Butterflies were few and far between, but a highlight was a Compton Tortoiseshell. They are one of the prettier butterflies.
They are somewhat uncommon, but in 2009, there were 62 recorded!
As we ended our walk on Centreville, I was worried that we had not recorded a hairstreak. We always get some. Just at the end, Quinten and I found a Banded on Common Milkweed.
Last year, the Skunk's count held the record for the most Banded Hairstreaks in Canada!
Tawny Emperor is common in the Mosa Forest. We had several on Sunday.
Regarding birds, I heard a couple more Hooded Warblers that I did not detect earlier, as well as Mourning Warbler and a couple of Pine Warblers.
At one point, a Broad-winged Hawk flew over. They nest in the area, but are uncommon as nesters this far south. See a photo on Quinten's blog.
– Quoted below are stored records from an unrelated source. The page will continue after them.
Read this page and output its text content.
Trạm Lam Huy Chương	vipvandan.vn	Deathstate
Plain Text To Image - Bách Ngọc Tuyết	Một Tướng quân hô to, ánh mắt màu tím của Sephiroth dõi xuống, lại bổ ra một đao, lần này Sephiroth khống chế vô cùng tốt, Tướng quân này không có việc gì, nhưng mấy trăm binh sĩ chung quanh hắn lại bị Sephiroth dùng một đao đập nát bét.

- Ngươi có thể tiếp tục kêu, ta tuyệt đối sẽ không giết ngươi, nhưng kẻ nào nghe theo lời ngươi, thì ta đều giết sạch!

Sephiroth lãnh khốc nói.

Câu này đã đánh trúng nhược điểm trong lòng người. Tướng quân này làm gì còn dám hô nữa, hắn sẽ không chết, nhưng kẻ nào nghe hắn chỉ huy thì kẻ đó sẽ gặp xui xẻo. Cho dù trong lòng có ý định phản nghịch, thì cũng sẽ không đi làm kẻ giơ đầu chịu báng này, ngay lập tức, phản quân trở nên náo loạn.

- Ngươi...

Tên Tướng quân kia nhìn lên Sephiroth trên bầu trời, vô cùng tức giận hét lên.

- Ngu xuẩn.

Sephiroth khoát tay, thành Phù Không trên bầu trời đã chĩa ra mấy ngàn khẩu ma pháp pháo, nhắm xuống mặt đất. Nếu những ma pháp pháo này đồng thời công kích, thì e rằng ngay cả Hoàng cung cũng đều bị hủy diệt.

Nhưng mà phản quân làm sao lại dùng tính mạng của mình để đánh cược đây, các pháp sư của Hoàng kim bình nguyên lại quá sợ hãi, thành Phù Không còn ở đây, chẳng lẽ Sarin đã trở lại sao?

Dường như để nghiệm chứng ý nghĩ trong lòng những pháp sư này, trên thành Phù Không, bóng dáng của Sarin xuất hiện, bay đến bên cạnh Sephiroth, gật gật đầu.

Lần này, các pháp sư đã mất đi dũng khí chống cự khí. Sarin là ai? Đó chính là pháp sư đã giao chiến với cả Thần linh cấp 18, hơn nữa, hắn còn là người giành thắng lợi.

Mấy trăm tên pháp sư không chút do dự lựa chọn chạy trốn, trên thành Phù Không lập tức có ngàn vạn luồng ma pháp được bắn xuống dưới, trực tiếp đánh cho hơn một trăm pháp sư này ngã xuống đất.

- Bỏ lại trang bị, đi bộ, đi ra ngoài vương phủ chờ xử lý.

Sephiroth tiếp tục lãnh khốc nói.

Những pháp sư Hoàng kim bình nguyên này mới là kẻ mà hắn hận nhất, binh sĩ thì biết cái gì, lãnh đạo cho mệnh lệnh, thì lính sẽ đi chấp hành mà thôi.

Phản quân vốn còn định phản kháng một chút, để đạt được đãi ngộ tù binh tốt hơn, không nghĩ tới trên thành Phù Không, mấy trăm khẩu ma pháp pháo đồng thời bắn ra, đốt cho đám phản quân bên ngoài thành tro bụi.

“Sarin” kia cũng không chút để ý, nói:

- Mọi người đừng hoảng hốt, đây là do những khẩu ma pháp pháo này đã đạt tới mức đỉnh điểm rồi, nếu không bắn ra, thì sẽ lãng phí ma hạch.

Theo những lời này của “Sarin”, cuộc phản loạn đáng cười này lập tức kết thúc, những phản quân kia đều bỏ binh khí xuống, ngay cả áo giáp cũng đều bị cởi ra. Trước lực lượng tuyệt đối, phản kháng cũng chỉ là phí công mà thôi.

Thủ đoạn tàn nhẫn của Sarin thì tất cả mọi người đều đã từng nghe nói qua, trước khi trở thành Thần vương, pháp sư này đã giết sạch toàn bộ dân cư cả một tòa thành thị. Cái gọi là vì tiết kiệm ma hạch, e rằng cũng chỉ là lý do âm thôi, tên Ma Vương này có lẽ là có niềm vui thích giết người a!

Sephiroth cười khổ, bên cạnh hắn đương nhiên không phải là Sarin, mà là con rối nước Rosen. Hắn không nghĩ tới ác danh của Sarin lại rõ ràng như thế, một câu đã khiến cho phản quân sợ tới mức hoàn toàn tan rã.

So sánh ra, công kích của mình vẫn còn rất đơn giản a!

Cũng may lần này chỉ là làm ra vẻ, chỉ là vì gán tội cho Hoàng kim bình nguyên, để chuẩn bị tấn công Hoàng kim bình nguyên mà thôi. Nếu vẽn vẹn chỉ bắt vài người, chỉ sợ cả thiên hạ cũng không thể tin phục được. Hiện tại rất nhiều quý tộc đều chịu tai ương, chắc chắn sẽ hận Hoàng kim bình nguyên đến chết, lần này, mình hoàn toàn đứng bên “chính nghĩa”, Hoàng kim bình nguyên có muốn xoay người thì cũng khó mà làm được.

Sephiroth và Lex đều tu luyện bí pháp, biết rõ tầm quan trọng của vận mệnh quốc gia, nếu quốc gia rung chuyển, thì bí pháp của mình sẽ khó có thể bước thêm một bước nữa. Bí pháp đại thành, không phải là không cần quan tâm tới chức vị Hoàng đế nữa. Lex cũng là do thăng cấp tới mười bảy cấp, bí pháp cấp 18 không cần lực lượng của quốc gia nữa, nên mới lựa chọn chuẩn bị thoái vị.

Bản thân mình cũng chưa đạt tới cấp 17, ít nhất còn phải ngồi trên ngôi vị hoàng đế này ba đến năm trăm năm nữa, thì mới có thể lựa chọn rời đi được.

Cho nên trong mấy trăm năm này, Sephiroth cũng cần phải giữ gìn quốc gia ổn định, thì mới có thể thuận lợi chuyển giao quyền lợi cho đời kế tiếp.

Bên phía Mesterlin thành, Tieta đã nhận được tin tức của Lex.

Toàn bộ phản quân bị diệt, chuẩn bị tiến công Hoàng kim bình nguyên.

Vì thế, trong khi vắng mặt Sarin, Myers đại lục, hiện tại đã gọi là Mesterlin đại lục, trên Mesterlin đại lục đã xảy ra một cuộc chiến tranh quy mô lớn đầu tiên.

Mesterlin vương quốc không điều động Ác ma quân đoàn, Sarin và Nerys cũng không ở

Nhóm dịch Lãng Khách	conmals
Centreville Drive is quite diverse in wildlife. You never know what is flying around.
Back in 2012 during the count, I found a female Great Blue Skimmer. I think I have a photo of it, but cannot locate it currently (will add later if found).
Here is a photo of a male Great Blue I found at Point Pelee perhaps the same year.
Back in 2008 we found a new butterfly for Middlesex County in the form of a Green Comma. Of course Alan Wormington was right on my case (I barely got home and found an email from him!), but we were certain of our ID. I often do not have a camera on this count, so no photo of the Green Comma unfortunately.
After lunch, we headed out to the NW section of the count circle. Along Watterworth Road, we first stopped by an open area on Crown Land.
At this area in 2014 we had a Mocha Emeralds flying around. Not sure why they were there since the river is some distance away, but it was a neat find.
Heading west along Mosside Road, we stopped by a favourite spot of mine along the Sydenham River. There is some open area here where the bridge used to cross.
There was oodles of milkweed, but once again, few butterflies. Here were found many Delaware Skippers.
And, I did see a Common Wood Nymph here which I forgot about during the tally!
The rest of the afternoon we mainly drove around. One of the stops was at the old bridge on Cameron Road. I like the view of the river from here.
The compilation and BBQ was held at the Prieksaitis residence south of Rodney as usual.
The weather was great and a good time was had by all.